Anthropics Position im Coding bekommt Konkurrenz aus China

  • • Z.ai bringt ZCode auf den Markt und fordert KI-Tools wie Claude Code heraus.
  • • OpenAI plant 5%-Beteiligung an der US-Regierung für 42,6 Milliarden Dollar.
  • • Cloudflare trennt Bot-Nutzung und Crawler, um KI-Training zu regulieren.
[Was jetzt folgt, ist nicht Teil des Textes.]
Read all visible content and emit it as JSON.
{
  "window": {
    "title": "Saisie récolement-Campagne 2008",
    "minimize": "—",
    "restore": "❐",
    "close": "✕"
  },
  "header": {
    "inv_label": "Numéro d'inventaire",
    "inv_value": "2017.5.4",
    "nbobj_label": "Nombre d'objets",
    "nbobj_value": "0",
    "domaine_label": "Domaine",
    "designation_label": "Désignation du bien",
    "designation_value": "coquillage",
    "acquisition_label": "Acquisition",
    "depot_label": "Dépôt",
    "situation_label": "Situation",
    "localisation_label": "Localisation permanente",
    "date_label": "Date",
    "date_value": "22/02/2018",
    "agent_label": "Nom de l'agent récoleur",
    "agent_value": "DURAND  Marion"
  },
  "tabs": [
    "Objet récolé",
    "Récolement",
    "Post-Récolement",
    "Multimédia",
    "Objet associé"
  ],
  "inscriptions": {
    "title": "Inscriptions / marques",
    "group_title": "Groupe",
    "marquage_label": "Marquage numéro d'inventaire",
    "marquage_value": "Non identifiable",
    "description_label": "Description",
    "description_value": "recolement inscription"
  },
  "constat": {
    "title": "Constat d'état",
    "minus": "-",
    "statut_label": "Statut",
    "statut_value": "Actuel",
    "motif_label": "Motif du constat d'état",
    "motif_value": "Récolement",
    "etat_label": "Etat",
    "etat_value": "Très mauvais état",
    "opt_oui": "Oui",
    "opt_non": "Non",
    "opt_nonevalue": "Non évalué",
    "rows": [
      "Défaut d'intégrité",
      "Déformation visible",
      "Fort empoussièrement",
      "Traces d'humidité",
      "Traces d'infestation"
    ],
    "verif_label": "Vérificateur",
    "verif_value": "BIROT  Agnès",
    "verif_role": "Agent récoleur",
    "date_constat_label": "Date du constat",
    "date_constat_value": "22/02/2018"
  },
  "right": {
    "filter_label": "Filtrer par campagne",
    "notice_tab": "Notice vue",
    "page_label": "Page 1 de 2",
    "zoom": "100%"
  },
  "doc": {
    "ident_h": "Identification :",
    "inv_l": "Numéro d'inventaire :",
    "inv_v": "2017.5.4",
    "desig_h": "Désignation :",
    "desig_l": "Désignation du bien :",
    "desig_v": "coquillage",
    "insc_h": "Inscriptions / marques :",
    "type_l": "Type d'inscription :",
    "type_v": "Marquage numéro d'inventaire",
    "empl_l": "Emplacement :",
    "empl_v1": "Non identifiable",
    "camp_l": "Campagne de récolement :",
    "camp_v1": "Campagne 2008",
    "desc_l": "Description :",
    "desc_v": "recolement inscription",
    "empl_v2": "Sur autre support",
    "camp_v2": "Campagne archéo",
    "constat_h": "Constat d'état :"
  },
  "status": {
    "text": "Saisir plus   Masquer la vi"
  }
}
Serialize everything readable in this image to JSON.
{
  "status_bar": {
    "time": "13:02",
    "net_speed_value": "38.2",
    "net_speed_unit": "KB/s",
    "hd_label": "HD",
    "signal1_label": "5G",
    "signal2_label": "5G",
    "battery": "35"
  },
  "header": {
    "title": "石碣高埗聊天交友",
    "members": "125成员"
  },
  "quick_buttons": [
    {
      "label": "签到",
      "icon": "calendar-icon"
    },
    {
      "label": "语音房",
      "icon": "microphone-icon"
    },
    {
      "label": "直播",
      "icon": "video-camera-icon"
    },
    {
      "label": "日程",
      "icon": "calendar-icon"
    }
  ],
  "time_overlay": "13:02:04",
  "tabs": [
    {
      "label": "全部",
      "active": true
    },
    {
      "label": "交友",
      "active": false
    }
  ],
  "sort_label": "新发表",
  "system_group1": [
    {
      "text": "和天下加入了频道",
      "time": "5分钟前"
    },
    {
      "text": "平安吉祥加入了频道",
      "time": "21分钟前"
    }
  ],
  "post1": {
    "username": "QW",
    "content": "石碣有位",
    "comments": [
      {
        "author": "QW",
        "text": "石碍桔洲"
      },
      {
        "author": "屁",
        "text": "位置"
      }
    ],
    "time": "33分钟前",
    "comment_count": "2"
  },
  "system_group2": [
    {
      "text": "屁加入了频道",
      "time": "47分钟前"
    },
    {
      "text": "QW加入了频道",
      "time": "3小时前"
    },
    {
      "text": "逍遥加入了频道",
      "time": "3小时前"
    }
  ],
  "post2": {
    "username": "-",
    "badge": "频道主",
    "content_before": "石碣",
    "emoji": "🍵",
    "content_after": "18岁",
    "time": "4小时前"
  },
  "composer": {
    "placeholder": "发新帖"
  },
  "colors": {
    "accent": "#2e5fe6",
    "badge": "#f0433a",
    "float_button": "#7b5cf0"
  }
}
ZCode fordert Claude Code, Cursor & Co heraus

Z.ai aus Peking (früher Zhipu AI) hat am Mittwoch ZCode gestartet, eine kostenlose Desktop-App für macOS, Windows und Linux, die als „Agentic Development Environment“ für das hauseigene Modell GLM-5.2 gebaut ist. Das Tool tritt direkt gegen Cursor, Claude Code, GitHub Copilot und Googles Antigravity an, unterstützt BYOK-Konfigurationen und lässt sich per WeChat, Feishu oder Telegram vom Handy aus steuern. Der Clou steckt im Preis: Die GLM-Coding-Pläne starten bei 16,20 Dollar pro Monat und reichen bis 144 Dollar für „Max“, deutlich unter Anthropic und Cursor. GLM-5.2 selbst ist eine 744-Milliarden-Parameter-MoE-Architektur mit 40 Milliarden aktiven Parametern, einem echten Ein-Million-Token-Kontextfenster und Training auf 28,5 Billionen Token, veröffentlicht als Open Source unter MIT-Lizenz auf Hugging Face. Auf der Code Arena rangierte das Modell Mitte Juni weltweit auf Platz zwei, nur hinter Anthropics Claude 3.5 Sonnet. Entscheidend: Trainiert wurde komplett auf Huawei-Silizium, ohne einen einzigen amerikanischen Chip, zu geschätzten 25 Millionen Dollar Gesamtkosten. Gartner taxiert den Markt für agentische Coding-Tools für 2026 auf rund 10 Milliarden Dollar. → Techpresso

Synthszr Take: 25 Millionen Dollar Trainingskosten auf Huawei-Chips, und das Ergebnis landet auf Platz zwei einer Coding-Rangliste. Das ist die eigentliche Nachricht, nicht die App selbst. Im März warf Cursor Anthropic noch vor, seine Preise massiv zu subventionieren; jetzt kommt ein Anbieter, der die Coding-Pläne bei 16 Dollar ansetzt und das Modell obendrein als Open Source verschenkt. Wer 2026 einen 2-Tool-Standard für sein Growth-Engineering setzt, sollte GLM-5.2 als BYOK-Option für regulierte oder kostenkritische Workloads ernsthaft testen, nicht wegwischen. Die geopolitische Frage bleibt: Ein Modell auf chinesischer Hardware, gesteuert über WeChat, das ist für europäische Compliance kein Selbstläufer, sondern braucht saubere Leitplanken und On-Premise-Prüfung. Aber der Preisdruck wirkt trotzdem, weil er die Erwartung an alle Anbieter verschiebt. Das Jevons-Paradoxon schlägt hier voll durch: Je billiger das Coding wird, desto mehr davon wird passieren, und der Vorsprung liegt bei denen, die früh eine modellagnostische Architektur bauen, statt sich an einen einzigen Vendor zu ketten.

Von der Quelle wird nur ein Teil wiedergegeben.